2. Because it is laid on us for labour or work. Beasts for slaughter go without a yoke at their own ease and pleasure; but those that are for work must bear it. Those men who walk licentiously after their own lusts, if they repent not, will find that the case of cattle for slaughter will be theirs. "For, says the prophet, God will pull them out like sheep for the slaughter, and prepare them for the day of slaughter." But the yoke is taken on for labour. Under it we are with David "to serve our generation by the will of God, and to work out our own salvation, with fear and trembling."
3. Because by it we are not only kept at work, but kept in order at our work. If any thing be wrong in the yoke, the work becomes disorderly. They who truly bear the yoke, are uniform and orderly in their obedience. "They have respect unto all God's commandments." They who take their religion by fits and starts, who are partial in the law, strict in some plain duties, loose in others, who serve God but by halves at best, discover themselves not to be truly come under the yoke.

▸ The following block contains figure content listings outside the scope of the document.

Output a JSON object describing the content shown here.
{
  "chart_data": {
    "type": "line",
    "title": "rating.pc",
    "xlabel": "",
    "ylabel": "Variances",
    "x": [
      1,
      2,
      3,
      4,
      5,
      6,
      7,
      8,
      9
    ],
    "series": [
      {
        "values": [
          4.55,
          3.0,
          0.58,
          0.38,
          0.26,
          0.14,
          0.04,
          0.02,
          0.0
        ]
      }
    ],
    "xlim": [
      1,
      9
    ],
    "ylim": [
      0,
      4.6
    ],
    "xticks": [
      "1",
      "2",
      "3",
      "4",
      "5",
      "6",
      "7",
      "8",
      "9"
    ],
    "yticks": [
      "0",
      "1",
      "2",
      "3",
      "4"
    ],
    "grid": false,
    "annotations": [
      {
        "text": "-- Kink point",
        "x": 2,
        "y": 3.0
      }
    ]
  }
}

4. Because of its uneasiness to the flesh. Though the service of God is a blessed state of freedom; yet to flesh and blood, it is a yoke, grating to our sensitive appetites, and crossing our corrupt wills. To the new nature indeed it is easy; but to the old corrupt nature most uneasy; and as long as there are any remains of it, there will be a pain in bearing it. "For the flesh lusteth against the spirit, and the spirit against the flesh; and these are contrary the one to the other; so that ye cannot do the things that ye would."